La película es la radiografía de un escape, uno sin solución. La condena es inminente, los mismos personajes lo intuyen. La vida, sin embargo, les da momentos para la efervescencia de su amor. Entre el pantano de la prohibición, la suma de desgracias y las horribles (e impuestas) obligaciones, la misma pasión y el deseo que los motiva parece formar una isla donde los hermanos Ravalet pueden descansar y, así sea por contados segundos, experimentar la felicidad y tranquilidad al mismo tiempo.




Válido es entonces preguntarse por su corta (o muy escondida) difusión, por el rechazo, al parecer homogeneizado, de ciertos lugares (¿los más relevantes?) de la crítica mundial. La respuesta podría encontrarse en el mismo film: un verdadero amor parece expulsar de “culpas” al incesto. Eso parece no digerir tan fácil.
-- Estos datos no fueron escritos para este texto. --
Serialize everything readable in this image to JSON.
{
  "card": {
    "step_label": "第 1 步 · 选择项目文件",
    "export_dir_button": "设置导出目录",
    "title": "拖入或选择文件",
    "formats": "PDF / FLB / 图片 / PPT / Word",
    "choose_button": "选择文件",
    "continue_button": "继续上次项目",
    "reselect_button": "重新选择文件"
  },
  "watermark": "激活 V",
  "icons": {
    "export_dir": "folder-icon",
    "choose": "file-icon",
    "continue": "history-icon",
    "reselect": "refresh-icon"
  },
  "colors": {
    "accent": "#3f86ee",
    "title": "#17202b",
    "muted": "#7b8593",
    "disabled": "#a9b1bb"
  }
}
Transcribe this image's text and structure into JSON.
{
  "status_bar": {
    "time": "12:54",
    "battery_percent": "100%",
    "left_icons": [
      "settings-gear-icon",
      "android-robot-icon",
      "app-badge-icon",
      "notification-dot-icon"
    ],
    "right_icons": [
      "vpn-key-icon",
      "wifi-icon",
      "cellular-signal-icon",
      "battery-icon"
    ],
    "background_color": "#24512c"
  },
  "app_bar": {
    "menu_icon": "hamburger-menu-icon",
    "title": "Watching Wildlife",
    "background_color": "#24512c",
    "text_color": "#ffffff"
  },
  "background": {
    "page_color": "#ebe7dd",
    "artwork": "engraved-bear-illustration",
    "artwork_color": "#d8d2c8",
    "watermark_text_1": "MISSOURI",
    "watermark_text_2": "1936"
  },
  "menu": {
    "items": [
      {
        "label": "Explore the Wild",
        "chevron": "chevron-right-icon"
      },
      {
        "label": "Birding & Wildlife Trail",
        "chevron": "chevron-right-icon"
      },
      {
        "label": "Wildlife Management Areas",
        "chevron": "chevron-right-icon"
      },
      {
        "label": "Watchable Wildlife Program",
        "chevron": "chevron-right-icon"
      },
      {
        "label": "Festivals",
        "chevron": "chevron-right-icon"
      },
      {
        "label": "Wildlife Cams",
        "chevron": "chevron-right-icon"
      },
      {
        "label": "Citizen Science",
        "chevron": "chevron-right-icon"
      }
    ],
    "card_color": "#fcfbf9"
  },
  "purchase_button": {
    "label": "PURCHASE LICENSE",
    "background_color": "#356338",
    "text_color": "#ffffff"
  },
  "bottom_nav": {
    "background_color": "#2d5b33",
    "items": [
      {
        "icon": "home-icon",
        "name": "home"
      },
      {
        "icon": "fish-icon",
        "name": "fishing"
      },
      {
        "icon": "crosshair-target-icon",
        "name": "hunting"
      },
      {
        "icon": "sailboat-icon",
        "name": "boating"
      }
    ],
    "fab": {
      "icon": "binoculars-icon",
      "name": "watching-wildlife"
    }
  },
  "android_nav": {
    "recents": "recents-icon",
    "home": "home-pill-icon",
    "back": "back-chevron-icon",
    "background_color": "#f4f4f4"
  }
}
Así como Marguerite lucha contra todos, esta película parece también hacerlo. Cuando pareciera que nadie quiere interesarse por cuestionar asuntos morales difusos, aparece esta película como un baldado de agua fría para levantar velos y, con riesgo, retratar la convicción puesta a prueba. La película y los amantes, son, juntos, una lucha de valientes.

Donzelli expone, con la misma belleza, el desgaste del amor y la sublimación de ese temido e incomprendido sentimiento. En sus imágenes se siente la pasión que desborda la pantalla. El cariño profundo por unos personajes malditos, incomprendidos por el mundo, pero, en secreto, admirados por todos, no desfallece.